Cars waited in line for more than two and a half hours, in some cases, for a 24 pack case of 12 ounce water bottles. After waiting for so long, many reached the front of the line to find that the supply was gone. In some cases, residents have been traveling in order to find clean water to bring home.

The water crisis goes beyond daily tasks. Now, Jackson Public Schools and Jackson State University are holding virtual classes because they have no water. Numerous businesses have also had to temporarily close as well.

Jackson State football team is stressed after water crisis forces them off campus

As mentioned above, schools in Jackson, Mississippi have moved to a virtual setting amid the water crisis. However, that has left the Jackson State football team feeling stressed over the preparation for their season opener after being forced off campus.

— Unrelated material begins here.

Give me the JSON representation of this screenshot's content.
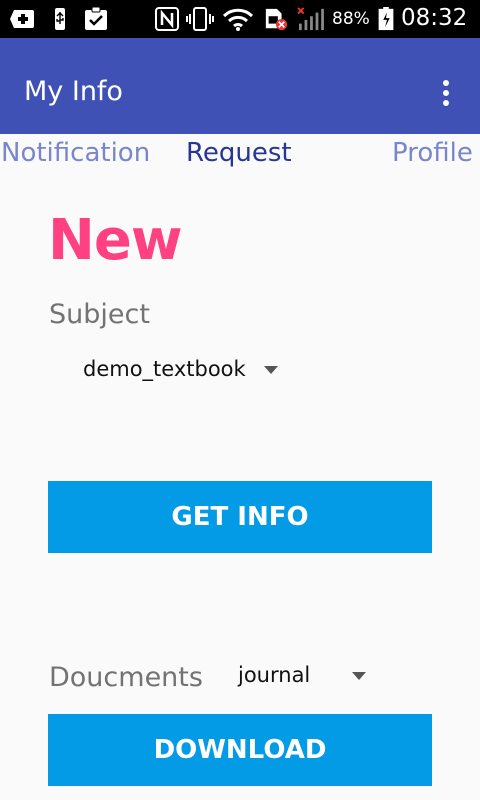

Head coach Deion Sanders announced that he is moving the players off campus so they can have access to basic needs like showers and functioning toilets. He is describing the current operation of the program as crisis-mode.

Restaurants are feeling the impact too

Chef Derek Emerson, the owner of Walker’s Drive In, said his Jackson location is losing profit. Supplying ice and drinks to customers without charge is forcing up the price of food to make up for lost profits.

Emerson also shared that he needed to use restaurant funds to rent a 500-gallon water tank to use when water pressure is too low. The water tank is costing more than a $2,000 to rent for two weeks at time. He said that he wants city and state officials to be held responsible for Jackson’s water crisis.